Pandas Python Tutorial: Learn Pandas and Python in stages
Pandas Python Tutorial: Learn Pandas and Python in stages
The first tutorial is using the Titanic data set. It is an Excel file called titanic3.xls. The only tab is called titanic3.
The questions we use for this tutorial are based on the titanic3 dataset, which can be found here
Note: At PandasZoo we use single quotes for our answers.
This is a sample of what the titanic3 data set looks like:
pclass | survived | name | sex | age | sibsp | parch | ticket | fare | cabin | embarked | boat | body | home.dest | |
---|---|---|---|---|---|---|---|---|---|---|---|---|---|---|
0 | 1 | 1 | Allen, Miss. Elisabeth Walton | female | 29.0000 | 0 | 0 | 24160 | 211.3375 | B5 | S | 2 | NaN | St Louis, MO |
1 | 1 | 1 | Allison, Master. Hudson Trevor | male | 0.9167 | 1 | 2 | 113781 | 151.5500 | C22 C26 | S | 11 | NaN | Montreal, PQ / Chesterville, ON |
2 | 1 | 0 | Allison, Miss. Helen Loraine | female | 2.0000 | 1 | 2 | 113781 | 151.5500 | C22 C26 | S | NaN | NaN | Montreal, PQ / Chesterville, ON |
3 | 1 | 0 | Allison, Mr. Hudson Joshua Creighton | male | 30.0000 | 1 | 2 | 113781 | 151.5500 | C22 C26 | S | NaN | 135.0 | Montreal, PQ / Chesterville, ON |
4 | 1 | 0 | Allison, Mrs. Hudson J C (Bessie Waldo Daniels) | female | 25.0000 | 1 | 2 | 113781 | 151.5500 | C22 C26 | S | NaN | NaN | Montreal, PQ / Chesterville, ON |
Import the Pandas module.
Hint: We put in an example answer that you should try typing in.
Import the NumPy module.
Import the matplotlib.pyplot module.
Read in the titanic3.xls data set. The only tab is called titanic3. Make sure NAs are labeled 'NA'.

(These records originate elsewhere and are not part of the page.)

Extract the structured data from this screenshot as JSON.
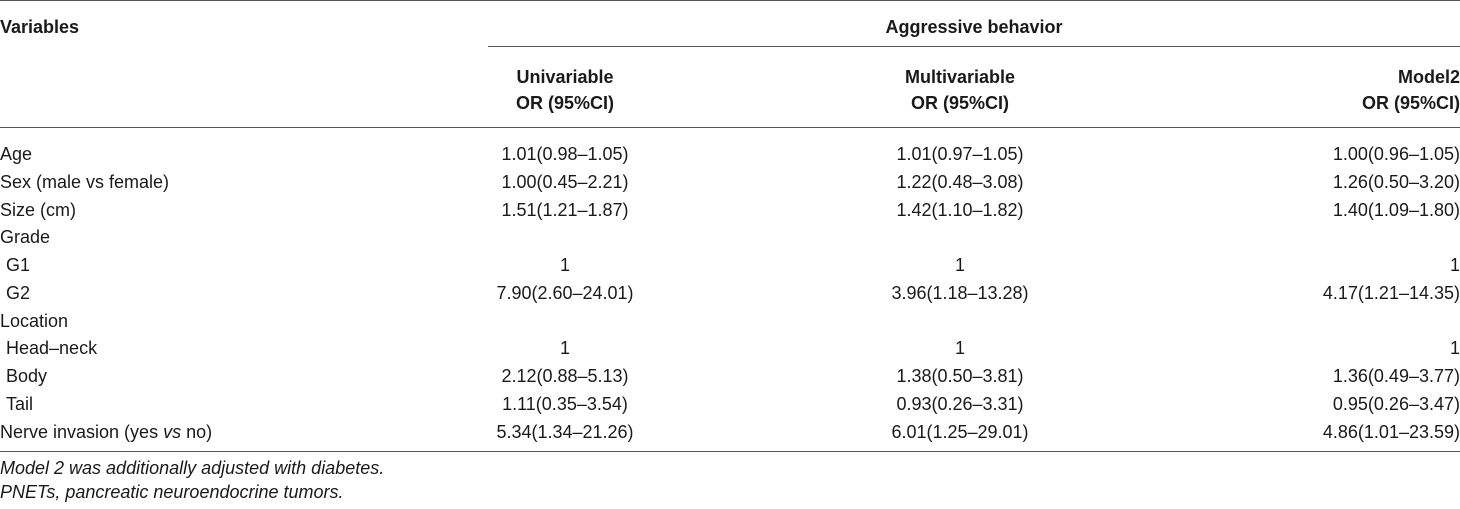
{
  "header": {
    "variables": "Variables",
    "group": "Aggressive behavior",
    "col1_line1": "Univariable",
    "col1_line2": "OR (95%CI)",
    "col2_line1": "Multivariable",
    "col2_line2": "OR (95%CI)",
    "col3_line1": "Model2",
    "col3_line2": "OR (95%CI)"
  },
  "rows": [
    {
      "label": "Age",
      "univariable": "1.01(0.98–1.05)",
      "multivariable": "1.01(0.97–1.05)",
      "model2": "1.00(0.96–1.05)"
    },
    {
      "label": "Sex (male vs female)",
      "univariable": "1.00(0.45–2.21)",
      "multivariable": "1.22(0.48–3.08)",
      "model2": "1.26(0.50–3.20)"
    },
    {
      "label": "Size (cm)",
      "univariable": "1.51(1.21–1.87)",
      "multivariable": "1.42(1.10–1.82)",
      "model2": "1.40(1.09–1.80)"
    },
    {
      "label": "Grade",
      "univariable": "",
      "multivariable": "",
      "model2": ""
    },
    {
      "label": "G1",
      "univariable": "1",
      "multivariable": "1",
      "model2": "1"
    },
    {
      "label": "G2",
      "univariable": "7.90(2.60–24.01)",
      "multivariable": "3.96(1.18–13.28)",
      "model2": "4.17(1.21–14.35)"
    },
    {
      "label": "Location",
      "univariable": "",
      "multivariable": "",
      "model2": ""
    },
    {
      "label": "Head–neck",
      "univariable": "1",
      "multivariable": "1",
      "model2": "1"
    },
    {
      "label": "Body",
      "univariable": "2.12(0.88–5.13)",
      "multivariable": "1.38(0.50–3.81)",
      "model2": "1.36(0.49–3.77)"
    },
    {
      "label": "Tail",
      "univariable": "1.11(0.35–3.54)",
      "multivariable": "0.93(0.26–3.31)",
      "model2": "0.95(0.26–3.47)"
    },
    {
      "label_pre": "Nerve invasion (yes ",
      "label_em": "vs",
      "label_post": " no)",
      "univariable": "5.34(1.34–21.26)",
      "multivariable": "6.01(1.25–29.01)",
      "model2": "4.86(1.01–23.59)"
    }
  ],
  "footnotes": {
    "note1": "Model 2 was additionally adjusted with diabetes.",
    "note2": "PNETs, pancreatic neuroendocrine tumors."
  }
}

When you read in the dataframe, call it titanic_df. Also, make sure index_col is set to None.
The order we want the read_excel function is: filename, tab name, index_col, and na_values.
Hint: We refer to Pandas as pd. You can find official documentation for read_excel here
Use the head function to look at the titanic_df DataFrame.
Use the describe function to learn more about the titanic_df dataset.
Drop the 'ticket', 'cabin', 'boat', and 'body' columns in this order from the titanic_df dataframe.
Let's make a bar plot using Pandas on the 'survived' column using value counts.
Hint: we refer to Pandas as pd
Let's have a look at the mean of the people that survived, i.e the 'survived' column.
Hint: Don't make an object.
Let's group our data by the sex of the passenger and see what the means are.
Hint: Don't make an object.
Let's group the data by sex and class of the passenger in that order and see what the means are.
Hint: Don't make an object.
Another Hint: 'pclass' is the class column.
Let's look at the sex and the class in but only look at those under 18 years old and see what the means are.
Hint: Don't make an object and do this in one line of code.
Hint: The group by order should be sex then class.